First, many of the bodies being abolished are already ghostly leftovers with no staff, budgets or executive functions. It's very good of Mr Maude to go round Whitehall tidying up like a housemaid, but the effort and money expended cleaning out the cupboard may exceed savings. British Shipbuilders, for example, once a controversial and powerful instrument of state socialism, was long ago wound up operationally, and exists in name only. Like the Norwegian Blue, this is a quango that has already ceased to be. It is not even resting.
Second, savings will also be far less than first appears because the quangos' functions, and staffing and spending, will be transferred to Whitehall. Take the Human Fertilisation and Embryology Authority. Even if its entire £2m budget were saved, you have to set that against the £700bn total of public spending this year. And someone somewhere will still have to rule on stem cell research and be paid to do so. Meanwhile, the one benefit of a quango – its arm's-length relationship with government (itself a valuable asset in moral quagmires such as this) – is lost.
Third, there is an enormous risk that, in the rush, valuable assets – property, intellectual rights, land – will be mislaid or inadvertently transferred into the ownership of a few lucky individuals.
When Gordon Brown was chancellor he undertook the "Doomsday 2" exercise, which unearthed about £300bn in hidden state assets, many under the aegis of quangos. We have to be sure, for example, that the £300m of Lottery (ie public) money, that funds the National Endowment for Science and the the Arts will be protected when it is turned into a charitable trust; the same goes for the assets of British Waterways, when it turns into a National Trust-style charity. Who will own these assets? Will they be safe from carpetbaggers?

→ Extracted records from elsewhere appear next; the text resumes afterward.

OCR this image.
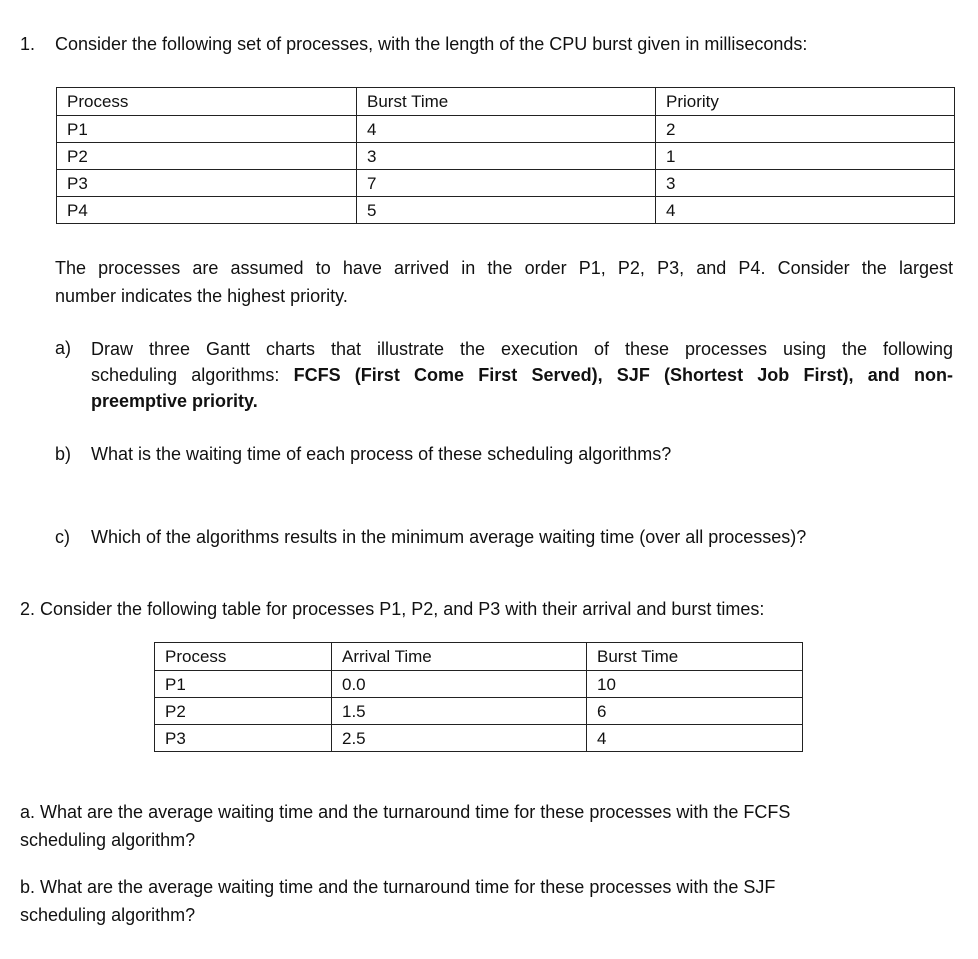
1. Consider the following set of processes, with the length of the CPU burst given in milliseconds:
Process	Burst Time	Priority
P1	4	2
P2	3	1
P3	7	3
P4	5	4
The processes are assumed to have arrived in the order P1, P2, P3, and P4. Consider the largest
number indicates the highest priority.
a) Draw three Gantt charts that illustrate the execution of these processes using the following
scheduling algorithms: FCFS (First Come First Served), SJF (Shortest Job First), and non-
preemptive priority.
b) What is the waiting time of each process of these scheduling algorithms?
c) Which of the algorithms results in the minimum average waiting time (over all processes)?
2. Consider the following table for processes P1, P2, and P3 with their arrival and burst times:
Process	Arrival Time	Burst Time
P1	0.0	10
P2	1.5	6
P3	2.5	4
a. What are the average waiting time and the turnaround time for these processes with the FCFS
scheduling algorithm?
b. What are the average waiting time and the turnaround time for these processes with the SJF
scheduling algorithm?
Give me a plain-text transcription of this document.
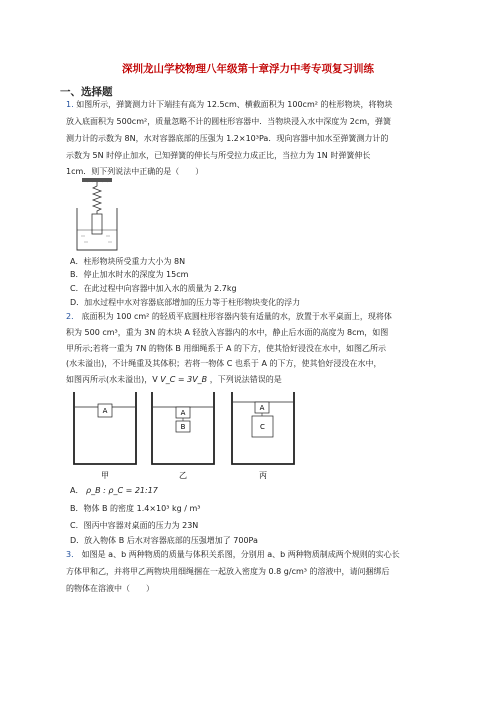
深圳龙山学校物理八年级第十章浮力中考专项复习训练
一、选择题
1. 如图所示，弹簧测力计下端挂有高为 12.5cm、横截面积为 100cm² 的柱形物块，将物块
放入底面积为 500cm²，质量忽略不计的圆柱形容器中．当物块浸入水中深度为 2cm，弹簧
测力计的示数为 8N，水对容器底部的压强为 1.2×10³Pa．现向容器中加水至弹簧测力计的
示数为 5N 时停止加水，已知弹簧的伸长与所受拉力成正比，当拉力为 1N 时弹簧伸长
1cm．则下列说法中正确的是（　　）
A．柱形物块所受重力大小为 8N
B．停止加水时水的深度为 15cm
C．在此过程中向容器中加入水的质量为 2.7kg
D．加水过程中水对容器底部增加的压力等于柱形物块变化的浮力
2． 底面积为 100 cm² 的轻质平底圆柱形容器内装有适量的水，放置于水平桌面上，现将体
积为 500 cm³，重为 3N 的木块 A 轻放入容器内的水中，静止后水面的高度为 8cm，如图
甲所示;若将一重为 7N 的物体 B 用细绳系于 A 的下方，使其恰好浸没在水中，如图乙所示
(水未溢出)，不计绳重及其体积；若将一物体 C 也系于 A 的下方，使其恰好浸没在水中，
如图丙所示(水未溢出)，V V_C = 3V_B ，下列说法错误的是
A
甲
A
B
乙
A
C
丙
A． ρ_B : ρ_C = 21:17
B．物体 B 的密度 1.4×10³ kg / m³
C．图丙中容器对桌面的压力为 23N
D．放入物体 B 后水对容器底部的压强增加了 700Pa
3． 如图是 a、b 两种物质的质量与体积关系图，分别用 a、b 两种物质制成两个规则的实心长
方体甲和乙，并将甲乙两物块用细绳捆在一起放入密度为 0.8 g/cm³ 的溶液中，请问捆绑后
的物体在溶液中（　　）
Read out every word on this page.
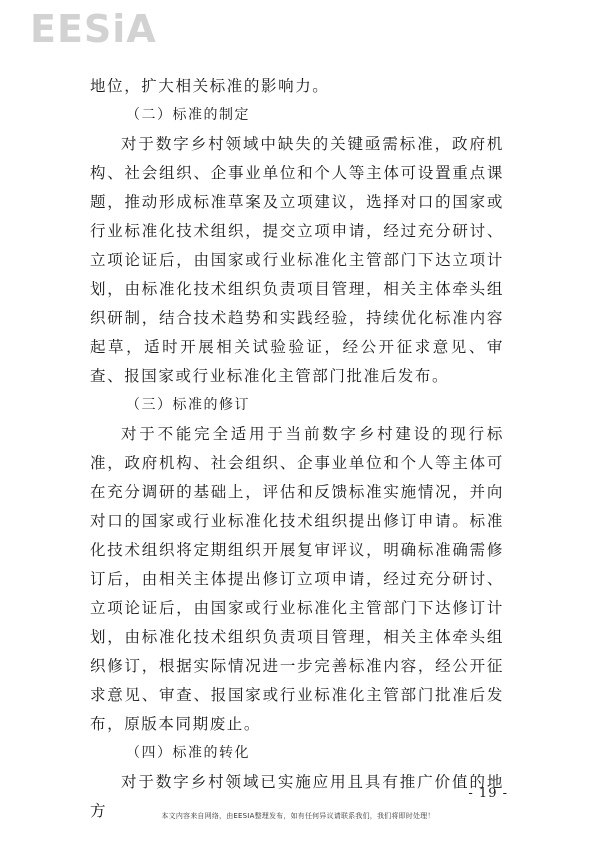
EESiA

地位，扩大相关标准的影响力。

（二）标准的制定

对于数字乡村领域中缺失的关键亟需标准，政府机构、社会组织、企事业单位和个人等主体可设置重点课题，推动形成标准草案及立项建议，选择对口的国家或行业标准化技术组织，提交立项申请，经过充分研讨、立项论证后，由国家或行业标准化主管部门下达立项计划，由标准化技术组织负责项目管理，相关主体牵头组织研制，结合技术趋势和实践经验，持续优化标准内容起草，适时开展相关试验验证，经公开征求意见、审查、报国家或行业标准化主管部门批准后发布。

（三）标准的修订

对于不能完全适用于当前数字乡村建设的现行标准，政府机构、社会组织、企事业单位和个人等主体可在充分调研的基础上，评估和反馈标准实施情况，并向对口的国家或行业标准化技术组织提出修订申请。标准化技术组织将定期组织开展复审评议，明确标准确需修订后，由相关主体提出修订立项申请，经过充分研讨、立项论证后，由国家或行业标准化主管部门下达修订计划，由标准化技术组织负责项目管理，相关主体牵头组织修订，根据实际情况进一步完善标准内容，经公开征求意见、审查、报国家或行业标准化主管部门批准后发布，原版本同期废止。

（四）标准的转化

对于数字乡村领域已实施应用且具有推广价值的地方

- 19 -
本文内容来自网络，由EESIA整理发布，如有任何异议请联系我们，我们将即时处理！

Past experience suggests that hurried exercises such as this – railway privatisation springs to mind – can leave lucrative opportunities for beady-eyed City types.
We might also ask what happens if, say, British Waterways cannot survive as a charity; even charitable bodies have to cover their costs.
In some cases, the state may end up having to renationalise the ex-quangos, which would be like getting singed by your own bonfire.